O artista circense se põe em situações de risco voluntariamente, para que com suas habilidades, enfrente, entre, e saia de risco. No circo, o risco pode ser simbólico, como a queda de um equipamento de malabarismo ou o tropeço de um palhaço, mas na grande parte do espetáculo é real e vital, jogando com a integridade do artista. (GOUDARD, 2008, p. 26)

Ferreira, Bortoleto e Silva (2015) debatem a presença inerente do risco na linguagem circense e propõem um conjunto de reflexões e procedimentos para a busca de uma “cultura de segurança no Circo”, condição fundamental para o desenvolvimento dessa arte no campo da Educação Física:

A presença cotidiana do risco deve motivar todos a manterem uma constante atenção e preocupação com esse assunto.
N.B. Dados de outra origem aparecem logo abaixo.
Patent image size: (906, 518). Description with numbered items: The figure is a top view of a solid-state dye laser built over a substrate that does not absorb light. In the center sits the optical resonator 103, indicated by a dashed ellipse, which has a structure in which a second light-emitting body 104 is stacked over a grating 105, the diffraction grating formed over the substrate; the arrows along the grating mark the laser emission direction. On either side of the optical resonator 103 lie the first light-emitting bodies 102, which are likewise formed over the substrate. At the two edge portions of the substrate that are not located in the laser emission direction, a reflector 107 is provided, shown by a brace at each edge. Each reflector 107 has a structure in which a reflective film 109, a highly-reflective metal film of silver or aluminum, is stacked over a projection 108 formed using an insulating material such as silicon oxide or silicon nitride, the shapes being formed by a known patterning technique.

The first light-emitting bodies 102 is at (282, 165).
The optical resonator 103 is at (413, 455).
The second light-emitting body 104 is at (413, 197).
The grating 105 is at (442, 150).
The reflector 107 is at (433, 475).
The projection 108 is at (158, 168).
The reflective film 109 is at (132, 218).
Somente com essa atitude é que poderemos manter as atividades circenses em níveis aceitáveis de controle dos riscos e, portanto, da manutenção da segurança de todos os envolvidos, desde artistas até ao público. (FERREIRA, BORTOLETO, SILVA, 2015, p. 211)

No campo de atuação em Educação Física, a grande variação do perfil do público que participa das atividades, a adaptação de ambientes e espaços não- propícios às práticas corporais do Circo (em muitos casos), e a inovação que isso representa na experiência corporal do sujeito são aspectos que demandam uma estrutura pedagógica e metodológica precisa, além de uma adaptação, se não uma transformação, dos processos de ensino existentes no âmbito artístico do Circo. Nesse sentido, referimo-nos à importância da reflexividade do docente em criar novas formas de ensino, evitando uma transposição direta da pedagogia do Circo do âmbito artístico para os distintos campos de atuação em Educação Física.